А жена моя, добросовестно заблуждаясь, относительно истинности любви, полагает, будто насилуя меня, она меня любит.

Но ведь и я тот еще фрукт! То существо, что любит меня совершенно бескорыстно — я не имею силы сделать счастливым. Я не могу найти в себе сил уйти от жены, потому что тогда на моей научной карьере сейчас можно будет поставить крест… Но и бросить это высшее небесное существо — бросить его, прекратить наши встречи, я тоже не в силах. И это эксплуатация. Я упрекаю мою жену в том, что она эксплуатирует меня, а сам… А сам, позорно урываю минуты счастья для себя, не в силах сделать то существо счастливым…
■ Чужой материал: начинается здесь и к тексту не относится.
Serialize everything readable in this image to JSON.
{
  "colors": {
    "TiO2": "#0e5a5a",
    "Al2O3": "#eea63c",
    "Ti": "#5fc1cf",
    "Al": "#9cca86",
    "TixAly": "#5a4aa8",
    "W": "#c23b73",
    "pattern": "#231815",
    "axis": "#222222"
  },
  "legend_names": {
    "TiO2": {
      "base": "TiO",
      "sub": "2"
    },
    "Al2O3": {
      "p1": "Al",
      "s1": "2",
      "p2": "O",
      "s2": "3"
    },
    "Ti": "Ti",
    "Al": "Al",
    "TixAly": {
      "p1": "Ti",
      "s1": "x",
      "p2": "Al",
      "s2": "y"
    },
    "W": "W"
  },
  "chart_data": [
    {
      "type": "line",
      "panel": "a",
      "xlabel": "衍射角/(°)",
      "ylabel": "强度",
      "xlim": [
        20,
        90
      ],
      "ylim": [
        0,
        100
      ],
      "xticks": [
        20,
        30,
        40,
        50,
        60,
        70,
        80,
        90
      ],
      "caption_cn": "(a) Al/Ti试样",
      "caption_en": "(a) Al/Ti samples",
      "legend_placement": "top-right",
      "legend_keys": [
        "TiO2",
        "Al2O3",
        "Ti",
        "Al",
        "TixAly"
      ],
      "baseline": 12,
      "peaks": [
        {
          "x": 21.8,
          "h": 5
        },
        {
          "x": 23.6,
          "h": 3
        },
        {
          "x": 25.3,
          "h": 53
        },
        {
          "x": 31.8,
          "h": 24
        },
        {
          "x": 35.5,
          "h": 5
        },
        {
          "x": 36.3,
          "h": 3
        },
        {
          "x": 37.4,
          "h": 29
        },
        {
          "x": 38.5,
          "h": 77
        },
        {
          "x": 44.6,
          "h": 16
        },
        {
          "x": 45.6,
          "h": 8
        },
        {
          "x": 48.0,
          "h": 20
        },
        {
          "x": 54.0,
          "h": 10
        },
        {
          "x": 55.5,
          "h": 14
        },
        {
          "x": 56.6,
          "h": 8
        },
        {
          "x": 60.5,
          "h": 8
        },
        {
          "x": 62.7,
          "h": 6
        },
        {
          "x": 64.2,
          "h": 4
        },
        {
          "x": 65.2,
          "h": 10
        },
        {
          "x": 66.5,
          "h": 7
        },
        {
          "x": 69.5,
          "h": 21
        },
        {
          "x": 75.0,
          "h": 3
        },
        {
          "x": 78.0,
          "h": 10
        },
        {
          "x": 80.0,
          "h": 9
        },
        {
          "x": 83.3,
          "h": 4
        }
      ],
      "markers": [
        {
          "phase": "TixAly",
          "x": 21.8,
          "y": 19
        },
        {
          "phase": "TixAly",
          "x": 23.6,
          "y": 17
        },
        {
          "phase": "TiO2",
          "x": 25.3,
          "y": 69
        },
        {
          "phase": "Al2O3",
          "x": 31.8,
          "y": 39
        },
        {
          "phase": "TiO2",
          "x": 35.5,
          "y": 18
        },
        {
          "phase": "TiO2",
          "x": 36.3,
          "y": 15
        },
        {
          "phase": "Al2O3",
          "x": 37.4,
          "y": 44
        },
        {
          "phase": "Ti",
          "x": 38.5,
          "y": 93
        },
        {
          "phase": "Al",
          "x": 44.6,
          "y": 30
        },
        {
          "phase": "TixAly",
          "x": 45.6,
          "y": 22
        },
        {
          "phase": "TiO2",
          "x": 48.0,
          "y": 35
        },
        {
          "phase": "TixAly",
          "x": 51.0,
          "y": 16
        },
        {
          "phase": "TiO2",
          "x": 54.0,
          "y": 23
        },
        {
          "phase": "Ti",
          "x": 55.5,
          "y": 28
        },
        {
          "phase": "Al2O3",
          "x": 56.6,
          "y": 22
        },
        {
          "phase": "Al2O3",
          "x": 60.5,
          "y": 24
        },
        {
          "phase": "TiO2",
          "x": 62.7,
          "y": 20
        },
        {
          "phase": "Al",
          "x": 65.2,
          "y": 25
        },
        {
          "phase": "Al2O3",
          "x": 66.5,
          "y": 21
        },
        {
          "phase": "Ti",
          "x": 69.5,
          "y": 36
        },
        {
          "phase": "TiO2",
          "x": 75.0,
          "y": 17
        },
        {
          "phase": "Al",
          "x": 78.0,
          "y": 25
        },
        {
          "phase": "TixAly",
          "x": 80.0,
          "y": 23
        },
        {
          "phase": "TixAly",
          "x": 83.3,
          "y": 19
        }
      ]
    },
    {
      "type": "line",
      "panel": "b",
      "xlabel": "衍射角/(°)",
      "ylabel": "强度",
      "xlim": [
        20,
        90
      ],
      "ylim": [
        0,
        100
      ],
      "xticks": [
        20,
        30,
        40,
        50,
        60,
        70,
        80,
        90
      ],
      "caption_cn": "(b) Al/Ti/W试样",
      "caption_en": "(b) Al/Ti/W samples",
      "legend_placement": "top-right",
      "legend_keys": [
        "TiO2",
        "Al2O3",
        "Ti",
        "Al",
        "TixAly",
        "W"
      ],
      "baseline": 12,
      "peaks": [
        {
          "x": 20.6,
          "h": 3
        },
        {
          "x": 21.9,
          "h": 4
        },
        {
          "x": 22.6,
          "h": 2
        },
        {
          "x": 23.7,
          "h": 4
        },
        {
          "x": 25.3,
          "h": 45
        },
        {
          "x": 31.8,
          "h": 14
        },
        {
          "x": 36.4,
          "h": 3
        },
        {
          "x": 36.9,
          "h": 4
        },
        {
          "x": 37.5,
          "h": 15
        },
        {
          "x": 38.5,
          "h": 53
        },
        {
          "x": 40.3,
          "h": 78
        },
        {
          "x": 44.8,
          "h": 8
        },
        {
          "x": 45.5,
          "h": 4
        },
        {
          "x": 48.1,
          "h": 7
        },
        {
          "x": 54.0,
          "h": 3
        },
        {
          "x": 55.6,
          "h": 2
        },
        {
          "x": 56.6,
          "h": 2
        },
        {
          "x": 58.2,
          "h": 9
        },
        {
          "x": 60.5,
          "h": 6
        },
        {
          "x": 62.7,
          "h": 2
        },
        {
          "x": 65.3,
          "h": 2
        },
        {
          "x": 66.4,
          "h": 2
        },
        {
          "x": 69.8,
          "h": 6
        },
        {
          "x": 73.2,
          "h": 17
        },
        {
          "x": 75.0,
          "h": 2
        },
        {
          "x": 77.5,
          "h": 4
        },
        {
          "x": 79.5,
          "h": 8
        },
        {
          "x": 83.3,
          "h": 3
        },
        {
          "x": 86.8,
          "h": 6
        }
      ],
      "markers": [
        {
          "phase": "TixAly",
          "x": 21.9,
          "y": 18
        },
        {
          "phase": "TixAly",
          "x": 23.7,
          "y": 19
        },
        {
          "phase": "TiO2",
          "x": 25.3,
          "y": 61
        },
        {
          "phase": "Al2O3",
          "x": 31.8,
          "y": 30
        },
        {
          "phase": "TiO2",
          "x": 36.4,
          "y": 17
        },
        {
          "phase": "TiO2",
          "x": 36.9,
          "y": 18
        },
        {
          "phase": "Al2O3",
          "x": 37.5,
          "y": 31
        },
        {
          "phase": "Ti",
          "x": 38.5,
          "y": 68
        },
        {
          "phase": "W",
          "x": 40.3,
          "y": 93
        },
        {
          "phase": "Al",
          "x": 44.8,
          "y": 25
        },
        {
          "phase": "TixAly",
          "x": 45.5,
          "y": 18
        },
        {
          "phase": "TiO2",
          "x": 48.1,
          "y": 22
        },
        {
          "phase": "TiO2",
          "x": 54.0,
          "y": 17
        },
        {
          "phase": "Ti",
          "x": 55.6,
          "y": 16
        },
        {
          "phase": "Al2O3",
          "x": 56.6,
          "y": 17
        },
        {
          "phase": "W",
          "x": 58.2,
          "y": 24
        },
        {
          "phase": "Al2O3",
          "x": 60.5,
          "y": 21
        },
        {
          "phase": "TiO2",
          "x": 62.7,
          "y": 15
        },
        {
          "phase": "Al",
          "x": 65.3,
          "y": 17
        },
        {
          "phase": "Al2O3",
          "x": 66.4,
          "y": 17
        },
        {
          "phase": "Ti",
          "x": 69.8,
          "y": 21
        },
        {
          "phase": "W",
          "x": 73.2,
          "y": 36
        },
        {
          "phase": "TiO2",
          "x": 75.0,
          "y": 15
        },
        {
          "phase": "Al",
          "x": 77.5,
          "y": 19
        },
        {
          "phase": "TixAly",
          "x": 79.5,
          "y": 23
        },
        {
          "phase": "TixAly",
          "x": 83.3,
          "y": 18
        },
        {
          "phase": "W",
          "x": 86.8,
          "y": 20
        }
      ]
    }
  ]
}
Иван с Марикой уже три часа ехали в поезде Москва-Ленинград и слушали этого пожилого пьяненького мужчину, разоткровенничавшегося с ними толи от выпитого коньяку, толи от того, что в Ленинграде ему с вокзала придется идти совсем не в тот дом, в который ему бы хотелось.

— Смешной он, правда?

— Смешной… и жалкий какой то…

А за окном справа налево бежала августовская ночь.

Благословенна летняя тишина старых московских квартир.

Как удивителен этот контраст — контраст удушливой асфальтовой жары с недвижимой прохладой больших высоких потолков. Контраст — неистовой суеты городского полдня с величественным покоем просторной прихожей и мудрым мраком длинного и темного коридора. Этот контраст шума тысяч моторов и тысяч шин по Садовому кольцу с такой завораживающей тишиной и покоем спальни. Этот контраст запаха горячей резины, перегретых тел, болгарского табака с той тонкой смесью запаха старых книг и картин в гостиной и кабинете, контраст бензинового духа с полувековым амбре добротной московской еды, что въелся в стены просторной и старомодной кухни. Этот контраст рациональности линий разноцветных, несущихся по улице авто с вечной иррациональностью фарфоровых безделушек.

Однако, ленинградские квартиры совсем непохожи на московские.

Эти вечные перевязанные бечевой пыльные стопки старых книжек. Они приговорены к сожжению… Или к переработке в утиль…Но исполнение приговора пока отложено… И никто уже никогда не будет их читать. Придут пионеры. Позвонят в квартиру, — макулатура есть? И засуетившаяся бабуля возьмет, да и отдаст эти книжки — берите ребята, все равно от них только пыль одна…

А эти застывшие в неестественной выгнутости рассохшиеся лыжи — свидетельство насилия над детками, которых так же гнут и выгибают в школе и дома, делая из них людей… как из прямых и ровных досочек выгнули эти снегокаты, да бросили потом на антресоль…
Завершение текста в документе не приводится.